Run without stopping for as long as you can. Run through the burning lungs, dead legs, and stitches, until you absolutely cannot take another step (obviously stop before you collapse into the road, though). Even if you’ve only managed a minute longer than usual, it’s progress.
Some people, once they can run for a certain time or distance, decide to stick at that, but others find that running is actually an enjoyable challenge and want to get better. Once your body becomes used to running for a certain time and distance, going faster or further doesn’t come easily. Thirty minutes seems to be my cut off point: running for half an hour or 5km at a certain pace is enjoyable. Once I get past that point, the run gets a little bit tougher.
There’s no magic solution to being able to run further, you just have to do it. You shouldn’t increase your running distance by any more than 10% every week; you might decide to calculate that ten percent, or just run a further half kilometre or mile each week, it’s up to you. Slowly increasing the mileage means that you’ll improve without feeling like you’re dying. The end of your run might find you struggling, but it won’t be impossible. Remember, run on your own terms and it’ll be achievable.

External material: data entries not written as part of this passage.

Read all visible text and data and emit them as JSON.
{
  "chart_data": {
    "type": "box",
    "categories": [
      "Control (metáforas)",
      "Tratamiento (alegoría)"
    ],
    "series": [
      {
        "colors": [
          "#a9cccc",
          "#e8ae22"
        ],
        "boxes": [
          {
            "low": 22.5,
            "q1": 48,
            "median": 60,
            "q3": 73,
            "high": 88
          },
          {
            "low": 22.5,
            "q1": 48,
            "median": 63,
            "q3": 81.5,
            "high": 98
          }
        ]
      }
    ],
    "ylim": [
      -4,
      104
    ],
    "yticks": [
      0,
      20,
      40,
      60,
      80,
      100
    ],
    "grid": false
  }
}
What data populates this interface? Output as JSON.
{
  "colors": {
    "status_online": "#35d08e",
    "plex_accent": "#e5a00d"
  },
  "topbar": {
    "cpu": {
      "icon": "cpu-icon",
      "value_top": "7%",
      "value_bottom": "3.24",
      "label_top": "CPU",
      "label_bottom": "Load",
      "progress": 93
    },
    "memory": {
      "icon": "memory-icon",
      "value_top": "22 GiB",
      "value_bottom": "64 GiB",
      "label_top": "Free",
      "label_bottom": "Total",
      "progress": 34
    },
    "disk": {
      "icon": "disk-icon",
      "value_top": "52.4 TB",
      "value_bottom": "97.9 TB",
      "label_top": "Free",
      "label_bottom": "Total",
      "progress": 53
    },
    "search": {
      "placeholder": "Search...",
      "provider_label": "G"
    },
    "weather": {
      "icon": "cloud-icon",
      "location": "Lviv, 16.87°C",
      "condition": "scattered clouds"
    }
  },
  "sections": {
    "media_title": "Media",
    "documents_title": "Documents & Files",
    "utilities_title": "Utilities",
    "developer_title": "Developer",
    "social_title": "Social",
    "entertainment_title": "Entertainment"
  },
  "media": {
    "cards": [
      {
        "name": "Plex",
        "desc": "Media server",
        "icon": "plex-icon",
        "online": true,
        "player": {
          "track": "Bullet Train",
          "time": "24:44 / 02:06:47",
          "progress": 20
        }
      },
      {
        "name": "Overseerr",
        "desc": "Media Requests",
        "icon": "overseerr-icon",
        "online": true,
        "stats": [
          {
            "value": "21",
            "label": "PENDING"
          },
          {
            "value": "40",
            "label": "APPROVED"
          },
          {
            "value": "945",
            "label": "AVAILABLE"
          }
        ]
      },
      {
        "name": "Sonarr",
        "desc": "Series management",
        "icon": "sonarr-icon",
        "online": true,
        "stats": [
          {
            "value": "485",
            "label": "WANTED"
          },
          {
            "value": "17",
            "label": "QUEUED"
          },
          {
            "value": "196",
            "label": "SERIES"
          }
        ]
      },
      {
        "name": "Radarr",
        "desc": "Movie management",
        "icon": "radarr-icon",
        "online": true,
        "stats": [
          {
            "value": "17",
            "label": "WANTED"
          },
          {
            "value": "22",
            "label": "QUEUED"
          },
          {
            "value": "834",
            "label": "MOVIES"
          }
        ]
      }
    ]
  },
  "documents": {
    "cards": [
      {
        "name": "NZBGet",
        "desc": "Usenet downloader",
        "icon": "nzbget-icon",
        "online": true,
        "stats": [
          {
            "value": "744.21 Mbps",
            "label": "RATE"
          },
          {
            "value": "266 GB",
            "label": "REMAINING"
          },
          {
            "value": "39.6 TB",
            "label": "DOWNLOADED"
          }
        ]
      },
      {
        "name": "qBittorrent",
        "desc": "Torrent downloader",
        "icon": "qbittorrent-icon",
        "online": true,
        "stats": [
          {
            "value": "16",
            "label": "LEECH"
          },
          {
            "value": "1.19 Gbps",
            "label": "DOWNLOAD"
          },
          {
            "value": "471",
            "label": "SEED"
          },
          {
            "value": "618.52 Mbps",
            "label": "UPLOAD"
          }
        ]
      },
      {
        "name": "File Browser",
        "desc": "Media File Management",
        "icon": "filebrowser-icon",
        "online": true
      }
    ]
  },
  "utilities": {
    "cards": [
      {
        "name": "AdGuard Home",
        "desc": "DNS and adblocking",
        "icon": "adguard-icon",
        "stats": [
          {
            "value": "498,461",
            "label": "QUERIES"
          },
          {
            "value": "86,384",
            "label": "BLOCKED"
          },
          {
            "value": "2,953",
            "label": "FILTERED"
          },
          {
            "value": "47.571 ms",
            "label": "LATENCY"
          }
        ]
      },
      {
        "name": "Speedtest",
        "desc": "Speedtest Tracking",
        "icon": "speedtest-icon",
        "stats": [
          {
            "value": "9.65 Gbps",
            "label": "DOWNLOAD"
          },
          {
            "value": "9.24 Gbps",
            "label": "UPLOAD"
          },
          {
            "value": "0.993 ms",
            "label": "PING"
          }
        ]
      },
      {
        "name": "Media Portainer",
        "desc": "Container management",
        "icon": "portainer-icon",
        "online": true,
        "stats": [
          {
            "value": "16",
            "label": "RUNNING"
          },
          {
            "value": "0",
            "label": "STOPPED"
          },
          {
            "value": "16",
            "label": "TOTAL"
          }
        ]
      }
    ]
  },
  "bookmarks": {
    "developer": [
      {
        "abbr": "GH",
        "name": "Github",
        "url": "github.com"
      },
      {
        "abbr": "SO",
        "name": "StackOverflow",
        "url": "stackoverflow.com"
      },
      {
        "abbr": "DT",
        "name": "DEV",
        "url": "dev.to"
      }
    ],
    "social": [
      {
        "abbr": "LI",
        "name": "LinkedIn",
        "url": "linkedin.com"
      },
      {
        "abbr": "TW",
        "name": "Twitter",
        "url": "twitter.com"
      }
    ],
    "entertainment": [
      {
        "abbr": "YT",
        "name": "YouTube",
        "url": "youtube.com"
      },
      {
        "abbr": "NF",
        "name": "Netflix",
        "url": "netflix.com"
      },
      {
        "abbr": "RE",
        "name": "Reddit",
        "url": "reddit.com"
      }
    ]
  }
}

If you want to run faster, you have to train your body to do so by upping your pace. Instead of attempting to power along for the whole run, go back to doing intervals. Start with small intervals, running faster for one minute and at a natural pace for one minute, gradually increasing the time that you run faster for. Don’t try to run fast for too long to start with- your body needs to get used to the extra work, so try to avoid burning out within ten minutes.
Many athletes incorporate tempo running into their training to get used to maintaining a certain speed over distance. Once the secret of many African athletes’ success, tempo running has become popular the world over in speed training. Unlike running intervals for speed where the pace might be more of a sprint, a tempo pace is described as “comfortably hard”. You should be able to maintain it with some effort. Start with a five minute warm up run, and then run for fifteen minutes at your tempo pace, finishing with a five minute cool down. Again, gradually increase the time that you run at your tempo pace for, and on your normal runs you’ll begin to see a difference.
Running hills is great for your leg and core muscles (trust me, it’s a killer on the way down), even if the very idea of hills makes you want to burn your trainers. Luckily, York has a lot of flat places to run, but a few hills aren’t going to hurt you. Depending on whether you’re running up a hill or a HILL, there are different ways to get through it. A hill is a sloped surface, a HILL feels like running up a long steep flight of stairs. If you’re struggling on a hill, it’s often easier to grit your teeth (assuming they’re not already gritted!) and put your head down. Concentrate on putting one foot in front of the other rather than staring longingly at the top of the hill; you’ll get there faster than you think. Running up a HILL needs more of a “high-knees” technique, thinking of what you’re doing as climbing rather than running, and power up the slope. The faster you go, the sooner it’ll be over.
The saying “no pain, no gain” is so relevant here. When you’re starting to run faster or further, you’ll probably hate yourself and want to give up. Don’t, though. The sense of achievement you’ll get out of it far surpasses any of the pain.